Thank you for this great detailed list. We are already working on some nodes (such as alignment node), and all new nodes will be includes in our plans. Soon we will release a new version of Indigo nodes. I think it will appear after 22 August because I will be on vaction, but maybe we will release it earlier.

With best regards,
Mikhail

Thanks Mikhail for adding these nodes to your list, I cant wait to see the new Indigo nodes. There was another future node I forgot to add to the list as well:

- Remove Duplicates node. This will take a list of molecules and any duplicate molecules are removed from the list, with only the first of the duplicate molecules and its other column properties being retained. An option to remove isomers would be great too, this is always a pain in medicinal chemistry projects where you have isomers as usually one isomer is active and one is active. Be great to sort the list of molecules beforehand in order of activity using KNIME Sorter node, and then use this "Remove Duplicates" node to remove the remaining isomers, such that only the active isomer is retained.

Simon.

Well one feature that I dearly miss from the early versions of the CDK toolkit and that can't be found anywhere, is the ability to enumerate structures from a molecular formula.

A large space of potential molecules is yet unsampled and a structure generator like the GENMDeterministicGenerator would be fantastic.
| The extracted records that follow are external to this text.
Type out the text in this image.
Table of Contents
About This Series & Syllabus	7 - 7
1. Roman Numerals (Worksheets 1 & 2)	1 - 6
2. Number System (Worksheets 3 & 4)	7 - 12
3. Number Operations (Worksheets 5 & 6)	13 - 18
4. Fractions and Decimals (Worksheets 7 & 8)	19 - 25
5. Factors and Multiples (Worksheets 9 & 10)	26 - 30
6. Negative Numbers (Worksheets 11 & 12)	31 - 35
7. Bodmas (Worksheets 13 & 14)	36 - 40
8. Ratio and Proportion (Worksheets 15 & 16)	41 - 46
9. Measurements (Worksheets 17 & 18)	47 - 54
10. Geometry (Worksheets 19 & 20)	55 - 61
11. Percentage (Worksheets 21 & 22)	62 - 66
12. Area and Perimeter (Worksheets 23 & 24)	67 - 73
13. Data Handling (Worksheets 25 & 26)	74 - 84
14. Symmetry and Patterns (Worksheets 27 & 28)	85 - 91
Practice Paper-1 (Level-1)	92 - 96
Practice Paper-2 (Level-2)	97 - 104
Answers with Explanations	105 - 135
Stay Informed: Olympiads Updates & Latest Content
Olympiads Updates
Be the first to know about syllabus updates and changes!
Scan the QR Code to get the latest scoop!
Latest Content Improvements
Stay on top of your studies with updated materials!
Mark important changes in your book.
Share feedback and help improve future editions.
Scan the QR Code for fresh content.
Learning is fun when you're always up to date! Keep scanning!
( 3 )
When O,N are present in the mol formula, the number of potential structures for even simple formulae can be ginormous. Thus a structure generator needs to use a 'Goodlist' and 'Badlist' of structures that should not be generated. This reduces it to a manageable number. e.g. a bad structure could be a 3 membered ring fused to a all larger rings, or reactive fragments.

A related class in CDK that's very useful is the VicinitySampler. It starts with a structure and samples nearby structural space. One would think that these features are what would set Indigo apart from other toolkits. If its underlying Indigo code is based on graph libraries then it should be feasible although challenging to develop.